いみ

愚行録のいみのネタバレレビュー・内容・結末

愚行録(2017年製作の映画)
2.9

このレビューはネタバレを含みます

暗い話だと思ってみたがその通り暗かった。
あの兄妹は近親相姦関係だったのか。

備忘録。
妻夫木兄と満島妹は虐待する親から各々を守るために身を寄せあい次第に肉体関係へ。
はっきり言及されていないが、満島の宿した子供は妻夫木の子。それを示唆するのが、
満島が子供を虐待し(結果亡くなるが)塀の中に入り壁隔ててする兄との会話「お兄ちゃん大好き。二人だけの秘密があるって素敵よね。」からも推測できる。

満島妹は大学でカースト上位の松本から目をつけられ外面よく友達のフリをして数々の男を相手にさせられる。
時がたち松本は絵に描いたような幸せな家庭を築いていた。
子供と楽しそうに歩く松本に無視された妹は、呆然と後をつけ家族3人を刺し殺してしまう。
(そのことは精神科医不在の部屋の中まるで誰かに話すかのようにカメラに向かって視線合わず淡々と話していくところで明らかになる。医師が部屋に戻ると何事もなかったかのように振る舞う。)

兄は兄で歪んだ思いを抱えたまま生きている。
(バスで妊婦に席を譲れと叱咤され譲るが、足の悪いフリをして叱咤した男性を気まずい思いにさせそれを確認して去っていく初めのシーンはとても印象的。
関係ないけどユージュアルサスペクツを思い出した…カイザーソゼ…。
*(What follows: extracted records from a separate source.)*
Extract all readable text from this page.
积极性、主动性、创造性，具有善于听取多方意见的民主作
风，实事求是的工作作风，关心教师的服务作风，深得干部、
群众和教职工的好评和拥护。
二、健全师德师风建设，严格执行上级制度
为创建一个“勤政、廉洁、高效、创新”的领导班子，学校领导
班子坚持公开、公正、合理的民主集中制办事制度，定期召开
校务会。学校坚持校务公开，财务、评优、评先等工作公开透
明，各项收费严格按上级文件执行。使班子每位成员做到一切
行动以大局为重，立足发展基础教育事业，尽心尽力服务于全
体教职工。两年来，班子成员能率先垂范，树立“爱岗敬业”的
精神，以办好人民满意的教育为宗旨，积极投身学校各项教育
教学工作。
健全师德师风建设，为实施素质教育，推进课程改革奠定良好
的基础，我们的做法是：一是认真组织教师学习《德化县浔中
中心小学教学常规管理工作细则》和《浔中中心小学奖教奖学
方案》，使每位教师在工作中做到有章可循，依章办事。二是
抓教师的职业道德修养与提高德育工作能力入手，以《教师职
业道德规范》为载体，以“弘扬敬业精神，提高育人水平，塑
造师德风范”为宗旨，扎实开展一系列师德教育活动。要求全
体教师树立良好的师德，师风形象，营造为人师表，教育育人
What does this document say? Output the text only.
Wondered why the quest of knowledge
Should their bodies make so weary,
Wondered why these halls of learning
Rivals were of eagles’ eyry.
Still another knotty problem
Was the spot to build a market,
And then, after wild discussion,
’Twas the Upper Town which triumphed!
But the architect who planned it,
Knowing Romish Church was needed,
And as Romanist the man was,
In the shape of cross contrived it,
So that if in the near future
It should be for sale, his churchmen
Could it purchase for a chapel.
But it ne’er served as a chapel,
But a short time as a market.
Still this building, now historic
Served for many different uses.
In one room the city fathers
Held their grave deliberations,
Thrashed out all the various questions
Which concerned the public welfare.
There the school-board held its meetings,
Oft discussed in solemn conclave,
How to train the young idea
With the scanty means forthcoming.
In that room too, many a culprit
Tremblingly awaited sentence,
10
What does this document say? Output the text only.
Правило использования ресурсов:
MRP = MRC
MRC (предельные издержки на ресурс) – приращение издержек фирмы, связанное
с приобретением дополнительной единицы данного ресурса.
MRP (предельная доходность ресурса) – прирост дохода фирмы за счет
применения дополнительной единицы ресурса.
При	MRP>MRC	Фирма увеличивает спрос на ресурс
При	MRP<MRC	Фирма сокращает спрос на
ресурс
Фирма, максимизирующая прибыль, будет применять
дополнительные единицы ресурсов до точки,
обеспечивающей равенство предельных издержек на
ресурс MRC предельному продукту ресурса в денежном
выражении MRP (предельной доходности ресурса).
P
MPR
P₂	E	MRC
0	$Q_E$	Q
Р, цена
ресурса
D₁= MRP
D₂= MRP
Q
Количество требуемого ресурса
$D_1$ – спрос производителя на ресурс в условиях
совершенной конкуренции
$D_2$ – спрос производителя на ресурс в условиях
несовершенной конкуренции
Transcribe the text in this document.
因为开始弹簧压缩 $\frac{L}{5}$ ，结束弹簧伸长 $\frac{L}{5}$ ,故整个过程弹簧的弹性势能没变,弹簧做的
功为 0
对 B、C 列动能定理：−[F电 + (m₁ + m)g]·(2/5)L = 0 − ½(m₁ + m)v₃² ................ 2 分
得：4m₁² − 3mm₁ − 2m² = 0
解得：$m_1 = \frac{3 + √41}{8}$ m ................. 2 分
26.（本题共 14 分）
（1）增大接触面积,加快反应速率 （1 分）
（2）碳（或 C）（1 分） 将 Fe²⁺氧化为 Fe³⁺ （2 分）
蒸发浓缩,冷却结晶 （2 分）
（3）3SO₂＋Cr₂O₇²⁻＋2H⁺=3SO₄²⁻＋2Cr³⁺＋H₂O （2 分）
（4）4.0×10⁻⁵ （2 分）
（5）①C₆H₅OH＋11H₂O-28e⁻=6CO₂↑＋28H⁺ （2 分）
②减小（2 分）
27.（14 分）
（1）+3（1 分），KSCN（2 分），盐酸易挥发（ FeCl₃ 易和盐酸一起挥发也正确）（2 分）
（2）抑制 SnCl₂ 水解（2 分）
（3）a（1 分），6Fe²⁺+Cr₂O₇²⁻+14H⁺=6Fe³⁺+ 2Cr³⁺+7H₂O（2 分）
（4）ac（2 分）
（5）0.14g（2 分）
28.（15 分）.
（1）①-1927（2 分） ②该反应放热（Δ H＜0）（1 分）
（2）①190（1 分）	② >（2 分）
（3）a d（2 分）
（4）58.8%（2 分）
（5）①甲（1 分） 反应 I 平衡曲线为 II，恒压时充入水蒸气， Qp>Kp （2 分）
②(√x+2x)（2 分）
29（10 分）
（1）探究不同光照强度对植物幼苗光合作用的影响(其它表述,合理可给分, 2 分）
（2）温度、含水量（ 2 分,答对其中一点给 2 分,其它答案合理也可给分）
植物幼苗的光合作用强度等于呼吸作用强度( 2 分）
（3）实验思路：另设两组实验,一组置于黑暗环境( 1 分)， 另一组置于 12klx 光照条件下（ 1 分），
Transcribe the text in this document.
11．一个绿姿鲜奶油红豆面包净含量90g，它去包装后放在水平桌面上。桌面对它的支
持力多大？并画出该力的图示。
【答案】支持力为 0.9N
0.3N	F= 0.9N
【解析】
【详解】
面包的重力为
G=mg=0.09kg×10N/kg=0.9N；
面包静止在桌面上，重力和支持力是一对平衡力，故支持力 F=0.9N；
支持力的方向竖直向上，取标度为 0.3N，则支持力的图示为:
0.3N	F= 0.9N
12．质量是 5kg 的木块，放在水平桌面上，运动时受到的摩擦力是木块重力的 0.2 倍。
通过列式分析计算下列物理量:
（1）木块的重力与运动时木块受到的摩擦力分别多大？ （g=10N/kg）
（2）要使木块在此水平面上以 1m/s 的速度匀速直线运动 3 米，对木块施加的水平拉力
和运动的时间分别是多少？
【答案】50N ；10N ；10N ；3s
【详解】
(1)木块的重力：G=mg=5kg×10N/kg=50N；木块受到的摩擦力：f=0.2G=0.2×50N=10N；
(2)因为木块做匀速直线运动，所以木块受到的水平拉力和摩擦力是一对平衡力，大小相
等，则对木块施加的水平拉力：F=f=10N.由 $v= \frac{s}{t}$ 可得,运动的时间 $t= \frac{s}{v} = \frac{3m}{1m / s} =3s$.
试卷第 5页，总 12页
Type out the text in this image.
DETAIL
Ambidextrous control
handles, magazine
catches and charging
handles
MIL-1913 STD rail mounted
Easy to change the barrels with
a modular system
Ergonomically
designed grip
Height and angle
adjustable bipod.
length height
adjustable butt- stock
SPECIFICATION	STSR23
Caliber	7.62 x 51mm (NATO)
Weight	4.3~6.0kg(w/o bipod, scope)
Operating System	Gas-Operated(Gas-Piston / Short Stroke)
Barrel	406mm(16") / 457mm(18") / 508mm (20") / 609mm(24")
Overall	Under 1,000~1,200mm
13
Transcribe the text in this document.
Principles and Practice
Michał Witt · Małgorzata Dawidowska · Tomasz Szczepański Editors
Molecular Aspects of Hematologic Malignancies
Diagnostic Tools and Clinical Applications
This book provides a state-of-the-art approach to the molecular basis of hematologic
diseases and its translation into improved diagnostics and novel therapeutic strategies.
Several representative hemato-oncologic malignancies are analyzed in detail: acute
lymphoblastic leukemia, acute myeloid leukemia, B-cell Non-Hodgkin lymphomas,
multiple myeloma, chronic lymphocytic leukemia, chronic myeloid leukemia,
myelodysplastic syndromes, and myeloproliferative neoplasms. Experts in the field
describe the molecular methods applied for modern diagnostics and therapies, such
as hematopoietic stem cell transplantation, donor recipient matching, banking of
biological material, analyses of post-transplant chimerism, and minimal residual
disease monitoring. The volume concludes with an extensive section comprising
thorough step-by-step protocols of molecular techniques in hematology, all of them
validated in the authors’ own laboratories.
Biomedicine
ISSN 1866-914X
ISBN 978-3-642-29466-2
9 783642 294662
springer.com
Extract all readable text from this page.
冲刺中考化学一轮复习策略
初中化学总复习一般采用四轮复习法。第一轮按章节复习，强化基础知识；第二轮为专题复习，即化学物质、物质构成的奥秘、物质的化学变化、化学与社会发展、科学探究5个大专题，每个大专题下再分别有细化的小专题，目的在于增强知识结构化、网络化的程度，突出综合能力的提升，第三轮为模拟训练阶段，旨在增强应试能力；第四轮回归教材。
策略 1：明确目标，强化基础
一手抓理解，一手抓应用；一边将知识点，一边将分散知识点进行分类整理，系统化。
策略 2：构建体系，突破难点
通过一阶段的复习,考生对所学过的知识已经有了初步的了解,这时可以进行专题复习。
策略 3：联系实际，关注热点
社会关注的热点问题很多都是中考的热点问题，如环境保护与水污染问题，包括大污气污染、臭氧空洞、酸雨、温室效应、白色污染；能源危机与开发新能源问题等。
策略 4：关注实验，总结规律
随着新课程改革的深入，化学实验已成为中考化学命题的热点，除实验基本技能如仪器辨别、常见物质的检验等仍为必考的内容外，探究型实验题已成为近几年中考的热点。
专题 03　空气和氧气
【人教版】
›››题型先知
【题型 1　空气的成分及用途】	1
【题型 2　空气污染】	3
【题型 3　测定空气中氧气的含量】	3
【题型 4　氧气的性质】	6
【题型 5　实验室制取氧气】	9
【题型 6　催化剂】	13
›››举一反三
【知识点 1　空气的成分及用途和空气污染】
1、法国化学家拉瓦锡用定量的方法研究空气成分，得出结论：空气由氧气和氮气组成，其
。)
妹の事件で追う記者として取材するインタビュー中、大学時代の妹のことを軽視軽蔑した臼井を撲殺、吸殻に臼井の元カレ(松本に奪われた)のたばこを起き偽装する冷酷な人間でもある。
(このシーンも圧巻だった。音を一切排除して固定カメラで見せていく。)



物語は兄妹のそれぞれの心情は表されない。二人のお互いを想う気持ちがどんなものかも提示しない。ただ淡々とでてくる人物すべてが「愚行」であることを見せていくだけ。
そこで思う。
人は生まれ育った環境や関わる人に強く影響されて人格が形成される。でもどうだろう、裕福で恵まれたところにいた彼らもまた愚かそのものだった。
性善説ではなく性悪説が真実なのかもしれないと思ってしまう、ほんとに暗くて救いも希望もない映画なのだ。
自分の行いを考えよう。
エンターテイメントという部類ではないが問題提起させる為の映画として必要な映画かもしれない。
愚行という負の連鎖をたちきるためには一人一人の行いにもっと思慮深さをということなのだろう。